Hatch was Aunt Loreli in the show “Something Extraordinary.” Courtesy | Kiley Hatch
When junior Kiley Hatch adopted a “say yes to everything” attitude during her gap year between high school and college, she wasn’t expecting to land a full-time theater career.
“I’ve always loved to write, and I’ve always loved to act,” Hatch said. “I ran a little theater camp starting when I was 15. When I was taking a gap year, I just said to myself, ‘I will not say no to anything that comes up because I have no idea what I’m doing during this time.”
Hatch said her first yes when she entered a radio playwriting competition in 2020 hosted by a Catholic startup called The Merry Beggars. Her play “I Do Like the Rain” follows the conversations that ensue after a young family is caught in traffic.
“I lost the contest,” Hatch said. “But I sent an email afterwards and said, ‘Hey, I really loved what I wrote. And I feel like it was the first thing that showed myself and who I am and where I came from. I never would have written without this contest, so thank you.’”
Peter Aktison, the founder of the Merry Beggars, wrote back asking to produce her show.
Her play became the third episode in “The Quarantine Plays,” a series produced by The Merry Beggars.
While taking online classes from Belmont University, Hatch emailed Atkinson and was offered the opportunity to develop a children’s radio series. Six months into the project, a Chicago-based media company called Relevant Radio bought the program.
Suddenly, playwriting became Hatch’s full-time job.
“That was crazy,” Hatch said. “I kind of stumbled into that. I just said yes to the right thing. And I’ve learned so much from that crazy process.”
Hatch spent two years working on her 21-part series for Relevant Radio called “On The Night Train.” It airs every Sunday evening on Relevant Radio networks across the nation.
“It’s about two kids who accidentally stow away on the Pullman night train in 1880, going across the United States on the newly completed transcontinental railroad,” Hatch said. “They soon realize that the train is being sabotaged, and their father is in charge of the train. They’ve got to figure out a way to save the train before a catastrophic wreck occurs.”
While working a full-time job and enrolling as a full-time theater student, Hatch has found support for her creative projects from James Brandon, chair and professor of theater. Hatch said Brandon allowed her to get credit for her work as an independent study.
“A lot of our Hillsdale students are like this, where they want to do 12 different things, but the difference with Kiley is that she’s able to handle it,” Brandon said. “She’s mature, she’s organized, and she’s passionate. It’s worked out in such a way that she’s able to do what she needs to do professionally, but she’s also serious about her education here. And I’m trying to support her as much as possible.”
Hatch is taking a playwriting class this semester and is currently writing a play for her senior project that will be produced as a staged reading in 2024. The play is in conversation with Shakespeare’s “The Tempest,” particularly examining the character of Miranda.
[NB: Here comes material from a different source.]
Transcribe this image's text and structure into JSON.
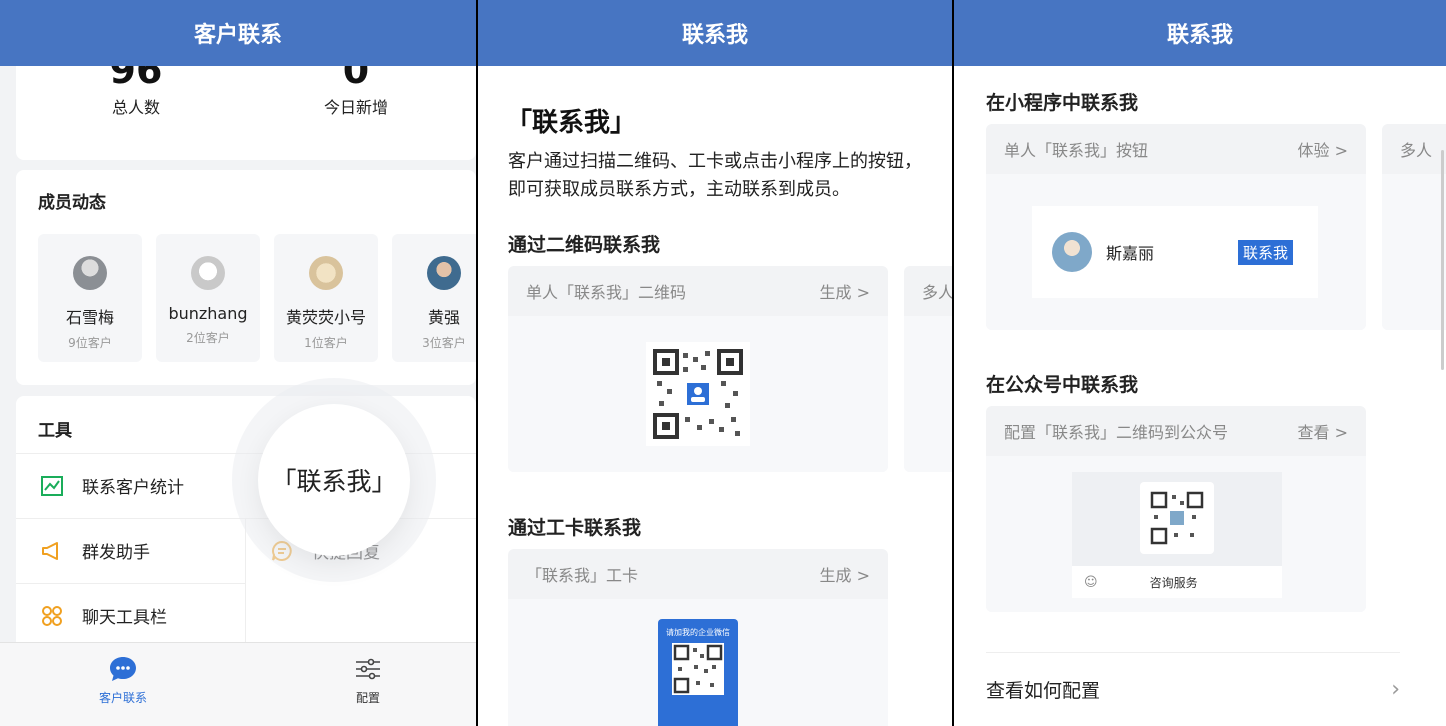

“For our senior projects there is a classroom component and there’s a public component,” Brandon said. “For a playwright, we insist that the final product have a staged reading. She’ll have the summer to do edits and make changes suggested by the professor, so that when we return in the fall, we will be able to schedule a staged reading of her senior project as part of our theatrical season. I’ll be eager to see what she does with it.”
Hatch also runs a theater company, Embers Theatre Co. in her hometown of Arlington, Virginia. The company offers summer camps and traveling shows for the surrounding community, making shows portable with a trailer, a fold-out stage, and a speaker system.
“In 2021 I was sick of the fact that in D.C., and Northern Virginia, there were theaters still canceled,” Hatch said. “So I went and bought a trailer, and my boyfriend and I wrote a show. We cast nine high schoolers and toured to eight different counties just in peoples’ backyards or a parish parking lot.”
Since transferring to Hillsdale College, Hatch has joined The Kehoe Family Initiative for Entrepreneurial Excellence to further develop her business under the program and additional guidance of Ken Koopmans.
“She is passionate, organized, motivated, and just very positive. She takes initiative,” Koopmans said. “She’s going to do well, and she’s going to succeed because she has experience in the industry.”
But Hatch is in no rush for the future. She’s just enjoying the path there.
“Playwriting is not about inspiration. It’s about the process,” Hatch said. “It’s about rewriting. It’s about spending time on the project, even when you don’t feel like it. It’s just the fact that you keep showing up, and that’s what makes you a writer. I’m allowing each project to be part of my process of becoming.”